Deux cas justifient la possibilité de formuler une telle demande (on écartera de l’analyse la situation exceptionnelle d’un indice de révision qui viendrait à baisser).
a) L’évolution défavorable des facteurs locaux de commercialité
Avant toute chose, rappelons que toute demande de révision de loyer au titre du mécanisme légal de révision ne peut être formulée que trois ans au moins après la date d’entrée en jouissance du locataire ou après le point de départ du bail renouvelé (article L 145-38 du code de commerce) ou après la date de prise d'effet de la précédente révision. Si toutefois, le locataire parvient à démontrer une modification matérielle des facteurs locaux de commercialité qui a entraîné une variation de plus de 10% de la valeur locative du local, la révision du loyer à la valeur locative peut être demandée. Selon l’article R145-6 du Code de commerce, ces facteurs de commercialité dépendent principalement de l'intérêt que présente, pour le commerce considéré, l'importance de la ville, du quartier ou de la rue où il est situé, du lieu de son implantation, de la répartition des diverses activités dans le voisinage, des moyens de transport, de l'attrait particulier ou des sujétions que peut présenter l'emplacement pour l'activité considérée et des modifications que ces éléments subissent d'une manière durable ou provisoire. Or cet article ne définit pas strictement ces facteurs. L’appréciation des caractères de la modification est donc soumise au pouvoir souverain des juges du fond, ce qui explique que la preuve à rapporter demeure un exercice complexe. Certains ont pu avancer la désertification des bureaux à proximité en raison de l’augmentation du télétravail, ou encore dans une galerie marchande, la désertification des cellules mais également le remplacement de l’enseigne alimentaire supposée phare par une ancienne moins attractive…
b) La variation du loyer en présence d’une clause conventionnelle d’indexation dite d’« échelle mobile ».
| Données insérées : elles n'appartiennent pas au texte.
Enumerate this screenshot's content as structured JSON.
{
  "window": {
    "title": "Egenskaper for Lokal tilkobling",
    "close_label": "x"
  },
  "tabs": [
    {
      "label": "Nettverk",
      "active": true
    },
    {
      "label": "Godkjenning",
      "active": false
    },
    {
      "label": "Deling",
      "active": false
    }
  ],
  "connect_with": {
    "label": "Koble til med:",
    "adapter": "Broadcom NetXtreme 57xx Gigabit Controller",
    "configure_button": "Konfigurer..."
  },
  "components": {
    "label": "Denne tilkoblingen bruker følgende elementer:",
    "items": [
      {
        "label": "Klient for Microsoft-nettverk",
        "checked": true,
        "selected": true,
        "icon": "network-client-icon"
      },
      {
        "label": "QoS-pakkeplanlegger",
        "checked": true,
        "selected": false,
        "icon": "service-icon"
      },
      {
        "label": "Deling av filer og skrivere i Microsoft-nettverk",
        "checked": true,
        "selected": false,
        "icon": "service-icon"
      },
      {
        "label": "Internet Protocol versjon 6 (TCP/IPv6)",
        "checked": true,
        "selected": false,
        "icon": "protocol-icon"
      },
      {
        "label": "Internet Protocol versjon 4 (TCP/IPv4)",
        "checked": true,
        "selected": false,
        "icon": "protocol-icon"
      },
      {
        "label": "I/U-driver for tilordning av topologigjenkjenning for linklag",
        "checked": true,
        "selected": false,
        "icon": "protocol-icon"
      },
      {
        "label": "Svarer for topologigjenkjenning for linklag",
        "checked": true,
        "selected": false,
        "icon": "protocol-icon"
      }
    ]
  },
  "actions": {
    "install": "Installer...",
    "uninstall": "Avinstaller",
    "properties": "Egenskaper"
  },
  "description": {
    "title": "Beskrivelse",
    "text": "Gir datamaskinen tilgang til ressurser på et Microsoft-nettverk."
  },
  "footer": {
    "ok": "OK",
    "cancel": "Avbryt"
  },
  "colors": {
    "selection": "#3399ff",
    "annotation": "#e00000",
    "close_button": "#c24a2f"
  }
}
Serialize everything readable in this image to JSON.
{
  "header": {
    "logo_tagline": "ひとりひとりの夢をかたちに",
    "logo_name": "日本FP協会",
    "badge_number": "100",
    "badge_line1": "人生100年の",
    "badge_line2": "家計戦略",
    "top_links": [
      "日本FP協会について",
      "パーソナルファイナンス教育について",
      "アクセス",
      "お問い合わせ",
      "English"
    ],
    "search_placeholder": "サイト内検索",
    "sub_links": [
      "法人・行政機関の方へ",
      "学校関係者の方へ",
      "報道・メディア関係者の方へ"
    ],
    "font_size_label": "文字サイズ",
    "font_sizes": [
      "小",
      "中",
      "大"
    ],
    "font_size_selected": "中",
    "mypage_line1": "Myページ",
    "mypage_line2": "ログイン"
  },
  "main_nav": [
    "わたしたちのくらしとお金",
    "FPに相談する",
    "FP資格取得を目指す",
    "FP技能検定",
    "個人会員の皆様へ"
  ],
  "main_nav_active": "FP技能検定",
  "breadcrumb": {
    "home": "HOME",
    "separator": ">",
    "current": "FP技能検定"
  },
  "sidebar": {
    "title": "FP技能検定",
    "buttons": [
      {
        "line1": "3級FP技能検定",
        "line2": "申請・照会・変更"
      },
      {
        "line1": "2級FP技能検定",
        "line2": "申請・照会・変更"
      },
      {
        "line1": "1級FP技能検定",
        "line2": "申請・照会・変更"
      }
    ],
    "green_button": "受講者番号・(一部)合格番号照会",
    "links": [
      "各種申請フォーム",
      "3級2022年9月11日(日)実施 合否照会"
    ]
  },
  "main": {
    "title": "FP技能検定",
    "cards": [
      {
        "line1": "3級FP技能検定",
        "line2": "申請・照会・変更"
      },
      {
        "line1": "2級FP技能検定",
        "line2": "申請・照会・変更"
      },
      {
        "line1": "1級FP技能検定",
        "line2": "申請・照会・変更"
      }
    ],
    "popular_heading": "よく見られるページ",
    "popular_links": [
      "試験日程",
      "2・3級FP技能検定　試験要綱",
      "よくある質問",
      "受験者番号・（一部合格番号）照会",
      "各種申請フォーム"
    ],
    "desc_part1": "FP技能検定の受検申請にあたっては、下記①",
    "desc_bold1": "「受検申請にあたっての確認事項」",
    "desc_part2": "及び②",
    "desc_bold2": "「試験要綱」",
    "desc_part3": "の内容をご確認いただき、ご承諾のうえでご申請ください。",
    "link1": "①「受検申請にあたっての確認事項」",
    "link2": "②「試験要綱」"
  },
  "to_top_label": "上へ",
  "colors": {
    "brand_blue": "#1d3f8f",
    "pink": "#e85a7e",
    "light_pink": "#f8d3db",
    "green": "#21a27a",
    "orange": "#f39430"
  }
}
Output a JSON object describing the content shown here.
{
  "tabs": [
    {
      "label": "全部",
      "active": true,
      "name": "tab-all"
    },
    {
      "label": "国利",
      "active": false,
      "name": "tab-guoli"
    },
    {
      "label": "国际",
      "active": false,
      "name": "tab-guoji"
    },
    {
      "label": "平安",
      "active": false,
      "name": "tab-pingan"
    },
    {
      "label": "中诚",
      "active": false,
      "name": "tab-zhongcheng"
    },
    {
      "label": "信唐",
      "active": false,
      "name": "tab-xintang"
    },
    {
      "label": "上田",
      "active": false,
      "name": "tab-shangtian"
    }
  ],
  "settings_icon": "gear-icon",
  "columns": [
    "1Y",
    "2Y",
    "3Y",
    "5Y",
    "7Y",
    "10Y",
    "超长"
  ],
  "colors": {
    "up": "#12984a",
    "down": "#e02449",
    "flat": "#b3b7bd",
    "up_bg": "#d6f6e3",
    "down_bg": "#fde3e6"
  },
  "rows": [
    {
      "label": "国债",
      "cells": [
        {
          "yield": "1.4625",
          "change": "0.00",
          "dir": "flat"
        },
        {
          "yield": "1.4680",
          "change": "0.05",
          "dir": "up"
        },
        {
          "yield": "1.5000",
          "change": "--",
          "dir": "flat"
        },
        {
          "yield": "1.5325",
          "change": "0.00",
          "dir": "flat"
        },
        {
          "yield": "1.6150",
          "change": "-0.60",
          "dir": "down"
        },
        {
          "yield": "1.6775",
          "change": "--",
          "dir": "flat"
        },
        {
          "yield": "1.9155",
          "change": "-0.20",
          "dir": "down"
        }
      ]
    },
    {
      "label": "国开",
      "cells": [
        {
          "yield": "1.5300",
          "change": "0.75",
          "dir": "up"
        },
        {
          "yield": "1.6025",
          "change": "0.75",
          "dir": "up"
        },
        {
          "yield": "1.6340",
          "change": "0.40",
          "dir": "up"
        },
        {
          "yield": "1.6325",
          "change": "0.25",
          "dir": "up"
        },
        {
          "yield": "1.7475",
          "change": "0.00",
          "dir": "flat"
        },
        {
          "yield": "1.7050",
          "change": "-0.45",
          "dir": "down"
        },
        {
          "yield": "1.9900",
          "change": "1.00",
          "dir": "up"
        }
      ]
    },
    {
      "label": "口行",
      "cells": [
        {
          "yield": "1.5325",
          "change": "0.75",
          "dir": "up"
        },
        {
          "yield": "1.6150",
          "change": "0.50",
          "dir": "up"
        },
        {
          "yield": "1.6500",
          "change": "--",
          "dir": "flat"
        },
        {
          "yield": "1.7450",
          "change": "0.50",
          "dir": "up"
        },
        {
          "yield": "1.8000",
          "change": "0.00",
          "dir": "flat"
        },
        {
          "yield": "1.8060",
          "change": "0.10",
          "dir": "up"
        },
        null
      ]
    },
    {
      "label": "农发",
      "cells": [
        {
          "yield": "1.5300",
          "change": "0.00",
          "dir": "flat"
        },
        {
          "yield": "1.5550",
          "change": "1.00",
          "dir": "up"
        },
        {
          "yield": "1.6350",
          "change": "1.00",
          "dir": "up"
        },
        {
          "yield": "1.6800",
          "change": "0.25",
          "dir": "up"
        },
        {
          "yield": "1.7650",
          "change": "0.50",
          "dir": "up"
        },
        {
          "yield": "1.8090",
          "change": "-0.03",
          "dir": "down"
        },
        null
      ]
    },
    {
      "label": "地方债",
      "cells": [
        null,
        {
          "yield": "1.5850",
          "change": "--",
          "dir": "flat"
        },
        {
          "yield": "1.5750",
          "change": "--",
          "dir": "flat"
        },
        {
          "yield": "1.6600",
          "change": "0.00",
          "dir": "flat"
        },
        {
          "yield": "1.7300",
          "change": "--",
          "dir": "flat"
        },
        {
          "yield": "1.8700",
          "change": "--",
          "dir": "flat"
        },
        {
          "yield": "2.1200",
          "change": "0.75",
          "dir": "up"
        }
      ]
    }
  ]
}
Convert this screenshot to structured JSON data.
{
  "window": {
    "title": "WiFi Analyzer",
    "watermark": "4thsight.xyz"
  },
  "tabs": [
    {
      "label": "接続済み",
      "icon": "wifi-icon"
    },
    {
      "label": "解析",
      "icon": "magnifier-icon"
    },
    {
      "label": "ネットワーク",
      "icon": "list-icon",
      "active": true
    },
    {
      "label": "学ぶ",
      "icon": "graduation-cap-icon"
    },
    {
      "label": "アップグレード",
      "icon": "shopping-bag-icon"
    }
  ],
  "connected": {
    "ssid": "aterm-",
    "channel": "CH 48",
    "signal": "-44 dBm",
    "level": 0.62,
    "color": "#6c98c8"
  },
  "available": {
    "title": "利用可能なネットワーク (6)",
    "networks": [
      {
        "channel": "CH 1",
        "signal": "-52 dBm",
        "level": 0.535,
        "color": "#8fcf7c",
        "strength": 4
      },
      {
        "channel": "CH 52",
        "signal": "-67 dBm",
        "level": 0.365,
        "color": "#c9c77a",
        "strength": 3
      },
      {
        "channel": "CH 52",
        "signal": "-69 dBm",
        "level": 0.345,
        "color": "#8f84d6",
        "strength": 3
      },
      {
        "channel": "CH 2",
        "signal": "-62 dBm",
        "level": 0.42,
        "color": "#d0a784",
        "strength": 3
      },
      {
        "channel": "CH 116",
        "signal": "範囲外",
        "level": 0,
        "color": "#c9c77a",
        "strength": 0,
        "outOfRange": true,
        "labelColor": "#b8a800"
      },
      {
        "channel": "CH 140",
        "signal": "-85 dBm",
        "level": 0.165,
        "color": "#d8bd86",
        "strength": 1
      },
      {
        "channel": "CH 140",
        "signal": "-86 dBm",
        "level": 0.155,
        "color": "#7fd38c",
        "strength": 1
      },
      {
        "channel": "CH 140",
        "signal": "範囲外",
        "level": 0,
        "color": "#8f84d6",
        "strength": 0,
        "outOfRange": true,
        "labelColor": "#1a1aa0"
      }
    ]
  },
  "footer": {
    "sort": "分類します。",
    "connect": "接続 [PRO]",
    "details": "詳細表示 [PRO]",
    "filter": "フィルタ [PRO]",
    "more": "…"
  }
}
Nombre de baux prévoient, en plus du mécanisme de révision légal du loyer, une clause d’indexation automatique du loyer, généralement annuelle, au regard de la variation de l’indice ILC, ou ICC (ce dernier indice pouvant toujours être prévu dans le cadre du mécanisme de variation du loyer en cours de bail). L’article L 145-39 du code de commerce prévoit que « si le bail est assorti d’une clause d’échelle mobile, la révision peut être demandée chaque fois que, par le jeu de cette clause, le loyer se trouve augmenté ou diminué de plus d’un quart par rapport au prix précédemment fixé contractuellement ou par décision judiciaire. » La demande de révision à la baisse peut donc être adressée dès que le loyer, précédemment fixé contractuellement ou par décision judiciaire, a varié, à la hausse ou à la baisse, de plus de 25 % par le jeu de la clause d’échelle mobile. Dans cette situation également, le locataire devra s’assurer que la valeur locative est inférieure au loyer en cours, car toute demande de fixation de loyer à la baisse qui serait faite sans un minimum de précaution pourrait conduire à une bien mauvaise surprise, si la valeur locative devait s’avérer supérieure au loyer en cours.
L’appel à un expert immobilier peut constituer une bonne première étape vers l’examen de la situation locale du commerce considéré. La mise en oeuvre de chacune de ces procédures répond également à un formalisme strict qui justifie une préparation minutieuse du dossier, et une bonne dose d’anticipation.